Sunday, July 17, 2011

getting a grip...

I am back home in Arkansas following my family reunion in Lake Tahoe. It was a pleasant break from the hot time of the year in Arkansas. And so now it is time to get back in the shop and to prepare for the following week's class with the Eureka Springs School of the Arts... subject, creative box making, July 25-29.

Some of my students will be beginners and some have informed me that they've already read some of my box making books. I always have fun in the ESSA classes. The class is full with eight students, so it is a smaller class than I teach in some of the larger schools, and each student will receive some personal attention in their box making.

David McNeill, director of the McNeill Laboratory for Gesture Research at the University of Chicago, sent this from an upcoming book, "How Language Began: Gesture and Speech in Human Evolution,"
"The hands are special because of their agility and instantiation in all spatial and temporal dimensions, but the feature that made them indispensible for the origin of language lies in the brain; the proximity, in the layout of the motor cortex, of the manual and oral centers, and the role of Broca’s area and mirror neurons in organizing actions of both centers."
As you know, when one of our senses is impaired, the hands step forward to take up the slack. Just think of Helen Keller and how the hands in her case were able to serve as both eyes and ears providing her with a meaningful life. Our flights to and from Reno had many blind travelers, with white canes and seeing eye dogs. The woman next to me on the flight to Reno was blind. It is a marvel that the hands can serve so well in the loss of other senses and yet be so completely ignored in American schools. The blind travelers were there to attend a conference for the blind, and there were assistants available to guide them through the confusion of the Reno airport terminal where the corridors between gates are lined with slot machines which loudly proclaim "WHEEL OF FORTUNE!"

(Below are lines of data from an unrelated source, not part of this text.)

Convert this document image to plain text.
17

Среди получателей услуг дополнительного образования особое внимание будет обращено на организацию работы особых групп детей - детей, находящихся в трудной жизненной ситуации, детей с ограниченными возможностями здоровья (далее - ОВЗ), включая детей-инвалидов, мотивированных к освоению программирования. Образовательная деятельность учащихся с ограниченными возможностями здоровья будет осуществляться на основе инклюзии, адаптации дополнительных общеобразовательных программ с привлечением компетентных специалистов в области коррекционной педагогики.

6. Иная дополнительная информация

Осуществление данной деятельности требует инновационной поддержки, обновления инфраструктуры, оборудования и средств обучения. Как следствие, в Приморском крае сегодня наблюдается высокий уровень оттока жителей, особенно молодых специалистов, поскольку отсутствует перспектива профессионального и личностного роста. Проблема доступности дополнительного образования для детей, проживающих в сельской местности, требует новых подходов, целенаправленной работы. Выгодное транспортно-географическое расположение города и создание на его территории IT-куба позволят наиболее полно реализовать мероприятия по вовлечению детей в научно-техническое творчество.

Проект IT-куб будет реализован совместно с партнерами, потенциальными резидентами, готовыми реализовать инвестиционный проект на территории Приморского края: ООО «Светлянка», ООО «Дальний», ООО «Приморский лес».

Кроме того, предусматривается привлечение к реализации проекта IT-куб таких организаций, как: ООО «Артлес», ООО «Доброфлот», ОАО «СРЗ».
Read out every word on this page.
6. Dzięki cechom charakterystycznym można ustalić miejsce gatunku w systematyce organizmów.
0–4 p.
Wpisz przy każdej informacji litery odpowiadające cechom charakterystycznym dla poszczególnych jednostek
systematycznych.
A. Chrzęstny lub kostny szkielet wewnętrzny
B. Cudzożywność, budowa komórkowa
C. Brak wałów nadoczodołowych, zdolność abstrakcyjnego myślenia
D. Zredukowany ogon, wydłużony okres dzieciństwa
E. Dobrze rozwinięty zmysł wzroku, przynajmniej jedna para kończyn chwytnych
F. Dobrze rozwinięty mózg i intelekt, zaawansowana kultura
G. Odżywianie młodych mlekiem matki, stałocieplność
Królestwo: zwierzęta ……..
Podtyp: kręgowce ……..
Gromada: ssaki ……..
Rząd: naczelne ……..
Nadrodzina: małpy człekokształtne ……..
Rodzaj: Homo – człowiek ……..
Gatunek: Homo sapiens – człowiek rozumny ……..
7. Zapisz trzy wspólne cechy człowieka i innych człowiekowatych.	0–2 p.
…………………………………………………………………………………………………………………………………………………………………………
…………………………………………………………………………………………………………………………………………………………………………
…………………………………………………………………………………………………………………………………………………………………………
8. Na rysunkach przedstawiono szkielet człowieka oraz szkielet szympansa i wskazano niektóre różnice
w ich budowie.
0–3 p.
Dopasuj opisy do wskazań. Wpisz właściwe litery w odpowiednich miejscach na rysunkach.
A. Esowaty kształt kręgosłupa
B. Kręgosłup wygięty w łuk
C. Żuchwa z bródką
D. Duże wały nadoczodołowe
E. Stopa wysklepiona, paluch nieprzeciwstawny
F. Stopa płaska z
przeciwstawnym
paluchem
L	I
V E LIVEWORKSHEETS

In a sense, we've become blind in American education through neglect of the hands. Finnish brain researcher Matti Bergström has called the syndrome "finger blindness," a topic I've covered in previous posts. As administrators and politicians scan spread sheets, looking for the rise or fall of standards and statistics, real things have gotten out of hand. Can the situation be fixed? I suggest the strategic, purposeful engagement of the hands. It works. Try it in your own life. The photo above is of one of George Wurtzel's blind woodworking students. George hasn't actually seen her work, as he, too is blind. She had been told all her life that she could never do anything of this kind, but you can too.

Make, fix and create.

1 comment:

  1. Anonymous8:44 AM

    Blind woodworkers need to learn that much of what limited them was the well meaning efforts of people around them to keep them from getting hurt. On an only slightly related topic, I'm beginning to get shy requests for woodworking lessons from my sons' friends. They see the things I've made and are curious. I see this as a good sign.